El analista no está para juzgar, su función es la de escuchar el discurso y sobre todo aquello
no dicho, lo que se cuela por medio de las formaciones del Incc. Es decir la vía regia del
Incc, sueños, actos fallidos, chistes, lapsus y fundamentalmente el síntoma.
Mediante el método de la asociación libre en la cual el paciente se compromete a decir todo a
quien todo lo escucha, y de esta forma se remonta a los fundamentos del psiquismo. Por
medio del lenguaje que es especifica de la condición humana, función simbólica que se
organiza y se manifiesta por medio del lenguaje.
No dando respuesta directa al pedido por parte de los padres en hacer desaparecer el
síntoma.
El niño dice Doltó ya está predeterminado, incluso antes de nacer, en relación al lugar que
vendrá a ocupar para sus padres. Está ya marcado por la forma en que lo esperan, en el que
se pone en juego su existencia real, con relación para las proyecciones icc, de sus padres.
En el que la relación dinámica: padres – hijos tendrá valor estructurante.
Donde el lenguaje se detiene, lo que sigue hablando es la conducta. El niño por medio de sus
síntomas encarna el conflicto familiar. El niño soporta las tensiones del conflicto de la
dinámica emocional sexual, de los padres. Que como consecuencia produce una
contaminación mórbida, que se incrementa producto del silencio y el secreto.
Aquello que se oculta, pero que el niño viene a sostener inccmente en esa relación triangular
de padre, madre e hijo. La cual es patógena cuando viene a ocupar un lugar como prótesis,
de alguno de la familia parental.
Doltó dice que hay tres causas, además de la edípica que pueden traer aparejado la condición
patógena en el niño que está en plena etapa de estructuración.
*Falta de presencia
*Ausencias en una situación socialmente sana.
*Falta de respuestas.
MANNONI, Maud. "La Primera entrevista con el Psicoanalista". 1965. Prefacio Doltó.
D.
MANNONI, Maud. "El niño, su enfermedad y los otros". Ed. Nueva Visión, 2008. (CAP
I).D.
El síntoma o la palabra
La aportación de Freud reside ante todo en indicarnos que, en un análisis, no se trata de un
individuo que se enfrenta con la realidad ni de su conducta, sino por el contrario, del
desconocimiento imaginario del yo, es decir, de las sucesivas formas de identificaciones, de
engaños, y de alienaciones que expresan una defensa frente al advenimiento de la verdad del
sujeto.
El psicoanálisis de niños no difiere en su espíritu del psicoanálisis de adultos
Lo que demanda el niño desesperado es la palabra precisa, para “palabra maestra” que
invoca en estado de crisis, para que a través de ella pueda conquistarse el dominio sobre
algo: el niño reclama el derecho de comprender lo absurdo que le sucede en determinada
reacción agresiva suya.
La palabra precisa no es, pues, fácil de introducir porque remite a la madre a su propio
sistema de referencias. Si ciertas respuestas deben quedar precluidas para ella, entonces al
niño le será difícil introducirse su pregunta como no sea por medio del desorden de su
comportamiento.
El niño busca la palabra adecuada a costa de innumerables rodeos y está dispuesto a mentir
para que se le diga (o se le devuelva) la verdad.

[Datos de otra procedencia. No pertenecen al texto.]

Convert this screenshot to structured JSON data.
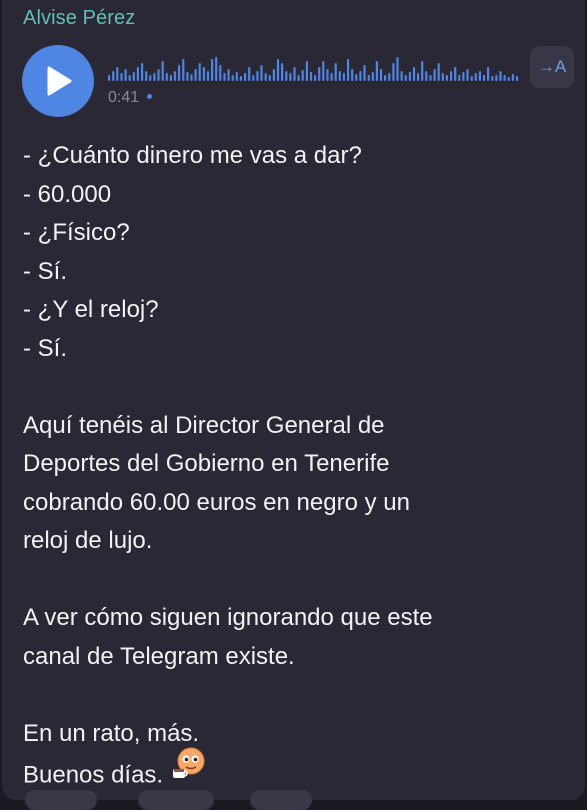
{
  "message": {
    "sender": "Alvise Pérez",
    "voice": {
      "duration": "0:41",
      "transcribe_label": "→A"
    },
    "lines": [
      "- ¿Cuánto dinero me vas a dar?",
      "- 60.000",
      "- ¿Físico?",
      "- Sí.",
      "- ¿Y el reloj?",
      "- Sí.",
      "",
      "Aquí tenéis al Director General de",
      "Deportes del Gobierno en Tenerife",
      "cobrando 60.00 euros en negro y un",
      "reloj de lujo.",
      "",
      "A ver cómo siguen ignorando que este",
      "canal de Telegram existe.",
      "",
      "En un rato, más.",
      "Buenos días."
    ],
    "emoji": "coffee-face-emoji"
  },
  "colors": {
    "background": "#1b1a22",
    "bubble": "#2a2834",
    "sender": "#5fc1b6",
    "accent": "#4f85e3",
    "text": "#f2f2f5"
  }
}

El síntoma se convierte en un lenguaje cifrado cuyo secreto es guardado por el niño. No son
los mitos lo que molesta a los niños (cigüeña, repollo), sino el engaño del adulto que adopta
la pose de estar diciendo la verdad y de ese modo bloquea al niño en la sucesión de sus
incursiones intelectuales.
El factor traumatizante, tal como se lo puede vislumbrar en una neurosis, no es nunca un
acontecimiento de por sí real, sino lo que de éste han dicho o callado quienes están a su
alrededor. Son las palabras, o su ausencia, asociadas con la escena penosa las que le dan al
sujeto los elementos que impresionan su imaginación.
Una cura psicoanalítica se presenta como el desarrollo de una historia mítica. Es posible
volver a encontrar en la historia del sujeto esa palabra de la madre, que siga al traumatismo y
permanece como una marca de la que el discurso del sujeto conserva la impronta. El
fantasma, e incluso el síntoma, aparece como una máscara cuyo papel consiste en ocultar el
texto original o el acontecimiento perturbador. El síntoma incluye siempre al sujeto y al
Otro. Se trata de una situación en la cual el enfermo trata de entender, dando un rodeo a
través de un fantasma de castración, la manera en que él se sitúa frente al deseo del Otro.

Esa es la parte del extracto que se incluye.